The fear of making mistakes keeps many a young man down. Of course errors in business are costly, and it is better not to make them. But, at the same time, I would not give a snap of the finger for a young man who has never made mistakes. But there are mistakes and mistakes; some easy to be overlooked, and others it is better not to blink at in an employee. A mistake of judgment is possible with us all; the best of us are not above a wrong decision. And a young man who holds back for fear of making mistakes loses the first point of success.

I know there are thousands of young men who feel themselves incompetent for a business career because of a lack of early education. And here might come in—if I chose to discuss the subject, which I do not—the oft-mooted question of the exact value of a college education to the young man in business. Far abler pens than mine have treated of this; it is certainly not for me to enter into it here. But I will say this: a young man need not feel that the lack of a college education will stand in any respect whatever in the way of his success in the business world. No college on earth ever made a business man. The knowledge acquired in college has fitted thousands of men for professional success, but it has also unfitted other thousands for a practical business career. A college training is never wasted, although I have seen again and again five-thousand-dollar educations spent on five-hundred-dollar men. Where a young man can bring a college education to the requirements of a practical business knowledge it is an advantage. But before our American colleges become an absolute factor in the business capacities of men, their methods of study and learning will have to be radically changed. I have had associated with me both kinds of young men, collegiate and non-collegiate, and I must confess that the ones who had a better knowledge of the practical part of life have been those who never saw the inside of a college and whose feet never stood upon a campus. College-bred men and men who never had college advantages have succeeded in about equal ratios. The men occupying the most important commercial positions in New York to-day are self-made, whose only education has come to them from contact with that greatest college of all, the business world. Far be it from me to depreciate the value of a college education. I believe in its advantages too firmly. But no young man need feel hampered because of the lack of it. If business qualities are in him they will come to the surface. It is not the college education; it is the young man. Without its possession as great and honorable successes have been made as with it. Men are not accepted in the business world upon their collegiate diplomas, nor on the knowledge these imply. They are taken for what they are, for what they know.

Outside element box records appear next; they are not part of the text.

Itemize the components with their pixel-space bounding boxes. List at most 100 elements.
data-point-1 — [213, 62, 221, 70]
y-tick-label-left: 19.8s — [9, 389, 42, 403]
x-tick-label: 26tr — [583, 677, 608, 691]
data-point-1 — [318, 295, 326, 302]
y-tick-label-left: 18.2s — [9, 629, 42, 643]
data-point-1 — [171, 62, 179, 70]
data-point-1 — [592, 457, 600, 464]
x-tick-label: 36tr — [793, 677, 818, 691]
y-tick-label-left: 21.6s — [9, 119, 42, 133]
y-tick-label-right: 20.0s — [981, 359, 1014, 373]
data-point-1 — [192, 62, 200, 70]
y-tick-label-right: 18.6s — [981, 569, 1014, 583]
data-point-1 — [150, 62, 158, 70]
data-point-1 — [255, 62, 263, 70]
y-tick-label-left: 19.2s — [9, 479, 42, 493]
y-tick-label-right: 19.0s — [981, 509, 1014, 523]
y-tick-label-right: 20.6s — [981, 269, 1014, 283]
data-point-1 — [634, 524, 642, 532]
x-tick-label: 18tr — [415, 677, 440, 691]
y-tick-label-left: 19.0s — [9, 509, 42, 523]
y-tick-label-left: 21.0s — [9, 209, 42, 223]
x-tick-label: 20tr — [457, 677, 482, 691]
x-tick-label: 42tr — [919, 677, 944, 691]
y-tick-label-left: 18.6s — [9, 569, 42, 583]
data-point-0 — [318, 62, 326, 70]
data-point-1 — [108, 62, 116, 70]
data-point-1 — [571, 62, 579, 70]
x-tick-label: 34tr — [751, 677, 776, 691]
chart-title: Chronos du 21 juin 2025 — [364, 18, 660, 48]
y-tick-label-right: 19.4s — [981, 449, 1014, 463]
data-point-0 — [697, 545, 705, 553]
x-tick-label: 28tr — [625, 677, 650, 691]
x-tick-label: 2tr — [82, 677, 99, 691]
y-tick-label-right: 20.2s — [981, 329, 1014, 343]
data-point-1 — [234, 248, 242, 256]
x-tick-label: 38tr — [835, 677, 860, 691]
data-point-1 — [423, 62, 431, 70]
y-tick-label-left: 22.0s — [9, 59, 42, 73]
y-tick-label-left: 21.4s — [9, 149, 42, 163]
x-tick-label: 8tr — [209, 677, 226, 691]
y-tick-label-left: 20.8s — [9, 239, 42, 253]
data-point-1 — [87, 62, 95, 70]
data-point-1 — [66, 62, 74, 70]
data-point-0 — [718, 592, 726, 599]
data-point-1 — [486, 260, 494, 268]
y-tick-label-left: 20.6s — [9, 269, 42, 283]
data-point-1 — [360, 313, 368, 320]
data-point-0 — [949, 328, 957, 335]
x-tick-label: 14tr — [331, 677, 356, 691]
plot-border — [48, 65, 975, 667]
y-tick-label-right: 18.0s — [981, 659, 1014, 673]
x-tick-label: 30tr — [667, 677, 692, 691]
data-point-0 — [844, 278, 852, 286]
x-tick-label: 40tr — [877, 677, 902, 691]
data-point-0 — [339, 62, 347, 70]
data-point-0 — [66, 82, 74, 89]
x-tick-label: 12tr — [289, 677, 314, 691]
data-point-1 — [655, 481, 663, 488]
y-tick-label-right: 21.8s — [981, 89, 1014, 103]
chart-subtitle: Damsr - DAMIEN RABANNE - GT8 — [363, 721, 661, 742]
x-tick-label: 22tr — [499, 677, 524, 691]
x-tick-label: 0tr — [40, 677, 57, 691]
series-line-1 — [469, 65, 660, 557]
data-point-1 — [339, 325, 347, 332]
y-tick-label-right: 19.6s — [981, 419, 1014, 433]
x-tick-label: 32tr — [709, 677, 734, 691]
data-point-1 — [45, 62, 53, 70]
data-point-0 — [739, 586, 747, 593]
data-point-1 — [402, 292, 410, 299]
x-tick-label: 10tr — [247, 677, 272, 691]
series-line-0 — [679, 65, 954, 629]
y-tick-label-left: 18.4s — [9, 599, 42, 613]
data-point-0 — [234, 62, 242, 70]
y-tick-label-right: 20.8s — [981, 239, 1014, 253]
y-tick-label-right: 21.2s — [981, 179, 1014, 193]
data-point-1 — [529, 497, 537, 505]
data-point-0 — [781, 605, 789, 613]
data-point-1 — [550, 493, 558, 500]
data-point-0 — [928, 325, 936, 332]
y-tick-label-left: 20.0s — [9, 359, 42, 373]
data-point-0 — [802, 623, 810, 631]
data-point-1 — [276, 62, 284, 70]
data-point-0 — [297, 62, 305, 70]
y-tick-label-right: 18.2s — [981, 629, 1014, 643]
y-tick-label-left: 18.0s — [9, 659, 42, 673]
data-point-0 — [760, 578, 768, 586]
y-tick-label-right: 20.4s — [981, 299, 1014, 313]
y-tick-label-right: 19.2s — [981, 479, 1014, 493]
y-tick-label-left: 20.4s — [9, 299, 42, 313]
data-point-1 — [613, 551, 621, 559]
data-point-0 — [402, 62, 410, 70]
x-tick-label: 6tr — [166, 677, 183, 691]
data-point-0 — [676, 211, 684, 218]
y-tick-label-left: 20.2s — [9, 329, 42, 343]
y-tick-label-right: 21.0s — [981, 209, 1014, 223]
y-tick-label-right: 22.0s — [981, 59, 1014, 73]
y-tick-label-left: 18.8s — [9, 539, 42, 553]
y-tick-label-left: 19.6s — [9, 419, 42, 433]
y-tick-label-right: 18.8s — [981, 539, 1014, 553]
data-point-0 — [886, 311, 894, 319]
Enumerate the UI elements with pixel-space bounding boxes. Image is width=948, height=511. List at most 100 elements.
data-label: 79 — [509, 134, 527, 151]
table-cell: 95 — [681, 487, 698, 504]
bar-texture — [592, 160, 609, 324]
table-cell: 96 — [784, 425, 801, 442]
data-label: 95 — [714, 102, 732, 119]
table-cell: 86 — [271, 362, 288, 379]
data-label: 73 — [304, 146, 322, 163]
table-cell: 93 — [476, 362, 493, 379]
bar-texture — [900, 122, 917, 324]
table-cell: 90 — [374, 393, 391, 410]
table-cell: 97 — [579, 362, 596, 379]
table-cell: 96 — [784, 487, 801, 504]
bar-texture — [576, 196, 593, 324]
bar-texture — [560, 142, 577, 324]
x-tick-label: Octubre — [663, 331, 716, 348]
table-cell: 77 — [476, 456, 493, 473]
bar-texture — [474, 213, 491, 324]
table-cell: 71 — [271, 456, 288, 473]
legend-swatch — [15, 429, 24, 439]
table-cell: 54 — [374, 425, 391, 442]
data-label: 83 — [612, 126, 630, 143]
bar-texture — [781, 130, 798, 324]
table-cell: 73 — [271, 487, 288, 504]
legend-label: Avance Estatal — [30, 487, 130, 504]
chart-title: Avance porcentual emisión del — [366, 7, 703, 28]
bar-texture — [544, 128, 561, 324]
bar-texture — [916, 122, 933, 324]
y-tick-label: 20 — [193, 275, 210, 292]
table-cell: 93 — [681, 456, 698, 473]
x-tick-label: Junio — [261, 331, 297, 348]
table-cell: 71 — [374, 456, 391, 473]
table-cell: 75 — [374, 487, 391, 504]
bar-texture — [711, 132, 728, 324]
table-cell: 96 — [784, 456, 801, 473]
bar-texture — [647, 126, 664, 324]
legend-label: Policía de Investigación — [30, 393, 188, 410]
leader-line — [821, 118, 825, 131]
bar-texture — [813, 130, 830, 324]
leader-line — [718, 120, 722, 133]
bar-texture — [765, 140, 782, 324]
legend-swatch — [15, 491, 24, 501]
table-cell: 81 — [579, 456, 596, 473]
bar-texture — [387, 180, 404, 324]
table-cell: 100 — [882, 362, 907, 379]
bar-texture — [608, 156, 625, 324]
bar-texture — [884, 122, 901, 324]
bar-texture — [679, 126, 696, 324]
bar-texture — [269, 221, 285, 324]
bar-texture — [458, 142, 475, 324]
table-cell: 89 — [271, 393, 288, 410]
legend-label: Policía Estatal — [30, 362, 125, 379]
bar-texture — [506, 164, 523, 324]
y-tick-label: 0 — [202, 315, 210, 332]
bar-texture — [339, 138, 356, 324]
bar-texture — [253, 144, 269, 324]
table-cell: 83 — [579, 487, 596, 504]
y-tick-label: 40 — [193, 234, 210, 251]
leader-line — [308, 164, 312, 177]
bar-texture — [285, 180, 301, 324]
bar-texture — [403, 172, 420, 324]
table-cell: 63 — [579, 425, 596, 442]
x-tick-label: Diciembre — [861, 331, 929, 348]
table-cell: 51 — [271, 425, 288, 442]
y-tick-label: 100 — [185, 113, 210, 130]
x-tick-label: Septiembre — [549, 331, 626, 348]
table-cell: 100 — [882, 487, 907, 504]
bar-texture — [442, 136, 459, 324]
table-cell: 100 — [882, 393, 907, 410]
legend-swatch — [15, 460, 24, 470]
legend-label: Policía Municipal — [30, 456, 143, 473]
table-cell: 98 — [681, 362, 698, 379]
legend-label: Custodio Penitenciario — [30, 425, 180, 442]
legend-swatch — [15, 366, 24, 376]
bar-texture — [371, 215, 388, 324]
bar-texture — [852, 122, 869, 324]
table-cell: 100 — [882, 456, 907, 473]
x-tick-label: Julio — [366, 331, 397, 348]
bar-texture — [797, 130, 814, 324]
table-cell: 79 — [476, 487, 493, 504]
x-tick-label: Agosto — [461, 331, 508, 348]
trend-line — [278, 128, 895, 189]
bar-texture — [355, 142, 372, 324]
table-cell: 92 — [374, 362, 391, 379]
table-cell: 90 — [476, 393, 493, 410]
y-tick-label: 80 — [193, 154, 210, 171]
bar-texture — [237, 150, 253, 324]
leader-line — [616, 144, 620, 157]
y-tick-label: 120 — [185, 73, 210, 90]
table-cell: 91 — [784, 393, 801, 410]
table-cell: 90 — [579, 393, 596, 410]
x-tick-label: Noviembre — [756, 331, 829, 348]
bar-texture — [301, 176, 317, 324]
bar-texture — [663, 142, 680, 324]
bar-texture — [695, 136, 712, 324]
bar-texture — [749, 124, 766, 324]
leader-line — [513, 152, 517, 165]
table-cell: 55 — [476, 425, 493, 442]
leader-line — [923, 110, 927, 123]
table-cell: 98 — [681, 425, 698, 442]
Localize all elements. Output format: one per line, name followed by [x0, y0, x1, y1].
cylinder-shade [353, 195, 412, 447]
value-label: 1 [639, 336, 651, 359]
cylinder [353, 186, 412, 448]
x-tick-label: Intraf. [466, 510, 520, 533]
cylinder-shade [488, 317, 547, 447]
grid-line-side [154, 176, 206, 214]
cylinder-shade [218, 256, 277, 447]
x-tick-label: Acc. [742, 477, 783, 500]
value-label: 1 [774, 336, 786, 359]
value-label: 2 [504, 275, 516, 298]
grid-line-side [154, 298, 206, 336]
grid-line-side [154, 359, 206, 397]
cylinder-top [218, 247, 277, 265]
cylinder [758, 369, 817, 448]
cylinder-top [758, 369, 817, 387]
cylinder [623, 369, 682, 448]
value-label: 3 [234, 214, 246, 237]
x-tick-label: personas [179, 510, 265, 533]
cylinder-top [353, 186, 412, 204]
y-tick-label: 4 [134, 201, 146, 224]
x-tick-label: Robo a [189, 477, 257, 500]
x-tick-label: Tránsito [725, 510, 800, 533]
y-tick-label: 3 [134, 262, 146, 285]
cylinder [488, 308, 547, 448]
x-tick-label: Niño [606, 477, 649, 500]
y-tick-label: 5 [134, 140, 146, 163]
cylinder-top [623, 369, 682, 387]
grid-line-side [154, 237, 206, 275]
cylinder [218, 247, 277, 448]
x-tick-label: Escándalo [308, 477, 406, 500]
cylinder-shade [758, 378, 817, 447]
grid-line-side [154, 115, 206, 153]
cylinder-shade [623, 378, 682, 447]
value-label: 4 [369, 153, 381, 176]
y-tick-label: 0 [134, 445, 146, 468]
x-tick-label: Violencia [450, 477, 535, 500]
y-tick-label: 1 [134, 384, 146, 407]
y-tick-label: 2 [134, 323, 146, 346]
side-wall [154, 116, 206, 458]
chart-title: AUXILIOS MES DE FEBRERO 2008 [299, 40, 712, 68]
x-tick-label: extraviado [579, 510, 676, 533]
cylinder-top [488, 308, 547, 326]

The young man engaged in business to-day in this country has advantages exceeding those of any generation before him. And I do not say this simply as an echo of what others before me have said, or to use a platitudinous phrase. There never was a time in the world's history when a young man had the opportunity to make something of himself that he has at the present day. He lives in a country where every success is possible; where a man can make of himself what he may choose; where energy and enterprise are appreciated, and a market is always ready for good wares. Young men have forged to the front wonderfully during the past ten years. Employers are more than ever willing to lay great responsibilities on their shoulders. Salaries are higher than ever; young men never before earned the incomes which are received by some to-day. All success is possible.

But a young man must be alert to every opportunity. He cannot forget himself for a moment in business. A man's best working years are not many, and when they are upon him he must make hay, and all the hay he can. No young man can afford to reach the age of thirty without feeling that he is settled in a business way. Before that time he flounders; but at thirty the floundering time should be over. He should have found that special trade or profession for which he thinks he is most capable. This age is generally accepted, I believe, for the reason that a man is most likely to do his best work between thirty and forty; after forty a man's work is not apt to have that energy and snap that is born of youth, and the tendency is first shown in his willingness to deputize details to others. I do not mean to say that a man begins to decline at forty; on the contrary, he is at his prime, and he remains so for ten or fifteen years. But he is better for judgment than he is for working out details. A man's real work, his energetic work, his laborious work, is generally done before he reaches thirty-five.

And not only must he practically make himself between thirty and forty, but he must not spend all that he earns. He must lay aside a goodly portion of his earnings. It is a cruel but a hard fact that the business world has very little use for what are termed old men nowadays; and in these times of keen competitive strife a man is judged to be old very early from the cold commercial point of view. He may not consider himself as being old, but he is no longer considered to be "in the race" with the younger men, who naturally have quicker perceptions and whose sense of alertness is necessarily keener. The most successful man at forty is very often the man who is quietly pushed aside at sixty. If young men earning good incomes between thirty and forty would look a little ahead, and consider the inevitable fact that as they grow older their value is very apt to lessen in a commercial sense, they would save themselves much after-humiliation and sorrowful retrospection. It is hard for a young man at, say, thirty-five, in the full flush and vigor of manhood, to realize that a time will come when others as clever as himself and a bit cleverer will pass him by. But the cold fact exists, nevertheless, and he is wise who, at his prime, thinks of a time which is almost sure to come to every man who lives.

And yet, while a young man may be ambitious for success in business, he cannot afford to get impatient or restless. Not long ago I received a letter from a young fellow which particularly reflected the feeling that I mean. He wrote me that he was twenty, and was impatient because he did not make the progress in his business which he felt that he should. He confessed that he was not so very much dissatisfied with his salary, which was twenty-two dollars per week, although he thought it ought to be forty dollars. Unfortunately for him, however, his employers did not seem to think so, and he was quite sure he was "being kept back." He conceded that he was "becoming impatient," but insisted that he had reason to feel so.